It is Jeff Driskel's line from this year when his two interceptions are removed.
There is an argument that has been made again and again about Driskel — especially over the last fortnight, in the wake of his two-interception, three-turnover performance against Miami, one that masked his career high for passing yards — that takes two tones. When it is only "Jeff Driskel may or may not be good," it is usually spoken quietly; when it is "Jeff Driskel is garbage" or "Florida can't win with Driskel," it is the sort of thing that lights up Twitter and message boards and blogs with half-cocked slander from those half-drunk on frustration. The latter is a compelling argument, given that Driskel's mistakes have been central to Florida's last three losses, and Driskel errors have been the defining feature of the Florida offense this year.
I also think it's wrong.
Driskel was a caretaker for much of 2012, and there was nothing wrong with him being one. He was a reluctant thrower, but an accurate one, completing 63.7 percent of this throws.

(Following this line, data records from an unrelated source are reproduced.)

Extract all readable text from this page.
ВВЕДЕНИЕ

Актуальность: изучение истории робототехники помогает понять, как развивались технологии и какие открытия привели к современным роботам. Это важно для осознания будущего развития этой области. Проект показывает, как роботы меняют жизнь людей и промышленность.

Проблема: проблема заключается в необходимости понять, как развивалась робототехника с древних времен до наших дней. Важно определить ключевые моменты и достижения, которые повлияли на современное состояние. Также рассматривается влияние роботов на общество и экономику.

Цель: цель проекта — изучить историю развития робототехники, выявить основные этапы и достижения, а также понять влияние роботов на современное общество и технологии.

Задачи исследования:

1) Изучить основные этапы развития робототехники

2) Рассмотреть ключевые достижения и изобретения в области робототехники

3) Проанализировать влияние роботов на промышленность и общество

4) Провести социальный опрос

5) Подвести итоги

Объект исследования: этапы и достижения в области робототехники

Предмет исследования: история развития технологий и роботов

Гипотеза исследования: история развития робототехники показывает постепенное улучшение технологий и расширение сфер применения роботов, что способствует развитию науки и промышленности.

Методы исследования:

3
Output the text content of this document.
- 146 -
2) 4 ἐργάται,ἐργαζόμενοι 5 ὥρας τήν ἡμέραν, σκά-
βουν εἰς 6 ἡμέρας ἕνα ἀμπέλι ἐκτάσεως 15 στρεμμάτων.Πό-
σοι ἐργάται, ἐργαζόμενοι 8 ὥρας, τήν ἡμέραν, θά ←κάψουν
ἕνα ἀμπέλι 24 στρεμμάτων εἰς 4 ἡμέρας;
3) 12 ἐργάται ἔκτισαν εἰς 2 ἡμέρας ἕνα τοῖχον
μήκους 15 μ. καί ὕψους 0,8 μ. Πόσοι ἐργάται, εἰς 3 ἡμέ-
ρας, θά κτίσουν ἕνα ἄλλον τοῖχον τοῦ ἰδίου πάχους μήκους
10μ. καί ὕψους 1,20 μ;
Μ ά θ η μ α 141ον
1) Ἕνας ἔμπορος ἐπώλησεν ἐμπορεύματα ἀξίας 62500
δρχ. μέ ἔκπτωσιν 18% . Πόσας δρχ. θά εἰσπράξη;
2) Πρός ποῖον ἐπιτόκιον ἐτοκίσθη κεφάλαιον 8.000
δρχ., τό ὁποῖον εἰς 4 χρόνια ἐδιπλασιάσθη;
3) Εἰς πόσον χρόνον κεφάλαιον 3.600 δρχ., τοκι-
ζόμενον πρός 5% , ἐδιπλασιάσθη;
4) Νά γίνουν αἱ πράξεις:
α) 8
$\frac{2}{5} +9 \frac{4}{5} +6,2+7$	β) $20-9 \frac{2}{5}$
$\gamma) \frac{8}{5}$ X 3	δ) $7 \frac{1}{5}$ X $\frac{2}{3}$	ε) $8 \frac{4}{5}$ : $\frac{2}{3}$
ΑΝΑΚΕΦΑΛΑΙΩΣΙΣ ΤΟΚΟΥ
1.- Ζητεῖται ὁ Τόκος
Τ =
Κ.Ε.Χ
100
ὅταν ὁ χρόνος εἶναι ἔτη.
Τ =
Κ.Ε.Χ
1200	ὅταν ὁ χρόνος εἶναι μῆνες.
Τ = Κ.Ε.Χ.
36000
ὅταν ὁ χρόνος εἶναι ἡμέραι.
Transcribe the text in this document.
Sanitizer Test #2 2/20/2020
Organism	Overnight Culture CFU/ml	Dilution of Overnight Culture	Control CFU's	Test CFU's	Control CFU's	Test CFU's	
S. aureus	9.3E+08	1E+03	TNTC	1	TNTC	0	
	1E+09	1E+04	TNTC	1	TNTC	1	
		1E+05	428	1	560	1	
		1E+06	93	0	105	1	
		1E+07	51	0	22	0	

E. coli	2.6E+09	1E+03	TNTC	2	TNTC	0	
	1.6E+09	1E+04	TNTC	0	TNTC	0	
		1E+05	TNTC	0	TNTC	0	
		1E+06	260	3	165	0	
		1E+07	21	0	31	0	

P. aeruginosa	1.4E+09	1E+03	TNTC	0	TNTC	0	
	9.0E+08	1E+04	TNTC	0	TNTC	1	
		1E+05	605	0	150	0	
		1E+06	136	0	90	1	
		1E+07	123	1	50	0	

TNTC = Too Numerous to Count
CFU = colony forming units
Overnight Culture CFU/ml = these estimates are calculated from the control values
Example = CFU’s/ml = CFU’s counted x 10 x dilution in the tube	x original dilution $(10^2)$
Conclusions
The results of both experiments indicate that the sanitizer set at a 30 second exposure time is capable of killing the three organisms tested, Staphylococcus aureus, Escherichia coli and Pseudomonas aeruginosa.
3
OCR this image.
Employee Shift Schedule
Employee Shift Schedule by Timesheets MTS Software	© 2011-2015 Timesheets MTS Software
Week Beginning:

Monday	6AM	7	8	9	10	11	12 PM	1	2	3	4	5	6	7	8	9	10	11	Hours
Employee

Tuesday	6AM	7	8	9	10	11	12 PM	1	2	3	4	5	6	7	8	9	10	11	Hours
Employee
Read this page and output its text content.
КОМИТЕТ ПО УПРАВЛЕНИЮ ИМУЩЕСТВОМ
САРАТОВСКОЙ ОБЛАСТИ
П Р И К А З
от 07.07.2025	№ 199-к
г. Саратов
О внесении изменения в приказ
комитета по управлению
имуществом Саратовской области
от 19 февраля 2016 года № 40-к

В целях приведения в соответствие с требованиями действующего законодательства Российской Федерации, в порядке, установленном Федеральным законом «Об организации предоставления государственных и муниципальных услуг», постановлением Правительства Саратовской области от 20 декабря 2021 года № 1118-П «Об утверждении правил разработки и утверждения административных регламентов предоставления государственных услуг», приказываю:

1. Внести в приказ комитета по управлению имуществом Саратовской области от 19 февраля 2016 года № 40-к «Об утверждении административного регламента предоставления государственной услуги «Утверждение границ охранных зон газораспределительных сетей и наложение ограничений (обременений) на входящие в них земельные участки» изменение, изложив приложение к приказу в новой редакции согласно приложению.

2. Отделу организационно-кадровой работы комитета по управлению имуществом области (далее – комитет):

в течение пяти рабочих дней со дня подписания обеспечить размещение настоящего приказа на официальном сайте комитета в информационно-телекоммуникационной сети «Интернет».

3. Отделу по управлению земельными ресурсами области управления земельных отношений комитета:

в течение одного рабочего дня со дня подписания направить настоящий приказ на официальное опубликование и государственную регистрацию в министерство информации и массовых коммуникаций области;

That rate was the sixth-best mark of Spurrier-to-Present Era that has produced the standards most Florida fans judge by; it is better than all of Chris Leak's completion rates, all but one of Danny Wuerffel's (his 1995 season, not his 1996 Heisman campaign), all of Shane Matthews's, and all but one of Rex Grossman's.
Few called Driskel bad in 2012, in part because the data set was small, though the same problems that he's had over the first two games of 2013 — Driskel sometimes takes too long to make a decision, and tries too hard to make a play — were evident last season. He wasn't "good," though, despite excellent component stats and a gaudy record as a starter (10-2, with four wins over 10-win teams), because the bar for quarterback play at Florida is set impossibly high.
Now, with Driskel's mistakes costing Florida a game that most fans thought Florida should have won and an uncertain future before this team, those flaws and mistakes have been magnified, and Driskel's become Public Enemy No. 1. Some subset of Gator Nation turned its lonely eyes to class of 2014 super-prospect Will Grier last week; others have spent time wondering whether UCF's Blake Bortles has been the better quarterback to come out of Oviedo in 2011.
To be fair to those who have often been less than fair to Driskel, the errors he's made in 2013 have been mostly on him. Justin Wells's sympathetic recap of Driskel's Miami performance notes that he made several mistakes; my own Rapid Recap was very much critical of Driskel's errors. But those errors were not all Driskel did against the Hurricanes, and what he did outside the red zone was probably the most encouraging work of his college career as a passer.
Driskel found open receivers time and again, and placed a lot of balls right on players in holes in the defense. His patience allowed him to convert three third downs with passes, including the late bomb to Quinton Dunbar that kept Florida's second touchdown drive alive. The two truly poor passes Driskel threw on the day were both intercepted; his other bad passes resulted in drops and/or incompletions, which is what you want on misfires. For the first time in his career, it felt to me like Driskel had command of a competent passing attack.
The newness of that feeling is really less Driskel's fault than his offense's: Open receivers have been rare in his time as Florida's starter, and time to throw was scarce in 2012. Toledo yielded plenty of open targets, too, but the Rockets also sat back and dared Florida to beat it deep, something the Gators have no interest in doing or incentive to do if they can chip away underneath and/or run just as effectively.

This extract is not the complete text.